Subject Intent
The Hill View Curriculum for Geography provides all children, regardless of their background, with a set of core ideas that will enable all students to experience a personal sense of awe and wonder when describing and explaining the world around them. Our curriculum ensures that children will master core content through the development of key concepts and timely revisiting of key knowledge. The curriculum has been sequenced and specific knowledge selected to allow for gradual development of vertical concepts – the ‘big ideas’ in geography – to provide firm foundations for KS3 and KS4. At Hill View, we purposefully teach appropriate knowledge to aid current and future understanding, and to smooth the transition to KS3. We encourage children to apply and make connections between the curriculum and the wider world.
Taking the National Curriculum as its starting point, our curriculum is carefully sequenced so that powerful knowledge builds term by term and year by year. We make meaningful connections within subjects and between subjects. At Hill View, we ensure that foundational knowledge, skills, and concepts are secure before moving on. Children revisit prior learning and apply their understanding in new contexts (including their specific local area), and teachers will adapt lessons – the ‘how’ – to meet the needs of their own classes. Our curriculum, which includes the taught subject timetable as well as spiritual, moral, social, and cultural development, our co-curricular provision, and the ethos and ‘hidden curriculum’ of the school, is intended to spark curiosity and to nourish both the head and the heart.

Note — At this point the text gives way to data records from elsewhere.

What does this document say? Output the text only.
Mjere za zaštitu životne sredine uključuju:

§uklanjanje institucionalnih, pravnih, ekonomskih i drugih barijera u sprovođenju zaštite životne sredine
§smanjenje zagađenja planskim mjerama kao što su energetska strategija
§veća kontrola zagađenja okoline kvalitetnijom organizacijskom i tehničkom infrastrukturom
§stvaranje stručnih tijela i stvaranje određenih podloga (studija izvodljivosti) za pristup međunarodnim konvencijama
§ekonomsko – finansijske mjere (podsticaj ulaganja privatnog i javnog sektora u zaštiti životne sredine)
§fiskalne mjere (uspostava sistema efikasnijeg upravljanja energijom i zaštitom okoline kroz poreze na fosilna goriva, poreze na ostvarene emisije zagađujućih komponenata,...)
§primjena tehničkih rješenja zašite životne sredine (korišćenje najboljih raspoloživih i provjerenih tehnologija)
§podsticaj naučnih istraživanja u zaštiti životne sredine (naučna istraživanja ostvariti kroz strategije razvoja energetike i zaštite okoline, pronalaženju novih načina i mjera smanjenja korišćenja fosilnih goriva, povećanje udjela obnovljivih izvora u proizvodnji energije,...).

Our Geography curriculum identifies coherent substantive knowledge of the world that is built gradually using subject-specific pedagogy from EYFS to Year 6 and beyond. This includes a balanced view of the countries of the world to address misconceptions and negative stereotypes. Within lessons, there is explicit teaching of core disciplinary knowledge and the ability to approach challenging, geographically valid questions. Geographical inquiry skills have been sequenced across the year groups and, where appropriate, review and build on relevant knowledge that is first taught in mathematics or science, such as interpreting line graphs or setting hypotheses. We seek to carry out opportunities to undertake fieldwork outside the classroom and virtually. Fieldwork is purposeful and either gives children the opportunity to explicitly practice relevant disciplinary knowledge or to reinforce substantive knowledge.
Substantive knowledge is selected to build children’s understanding of three geographical vertical concepts:
- Location and place: The location of the world’s continents, countries, and places, and the key physical and human characteristics of each
- Geographical scale: Considering the local, national, and global scale and understanding how causes and effects occur at all scales
- Interconnections: How are the human and physical worlds connected? How are different locations connected at different scales?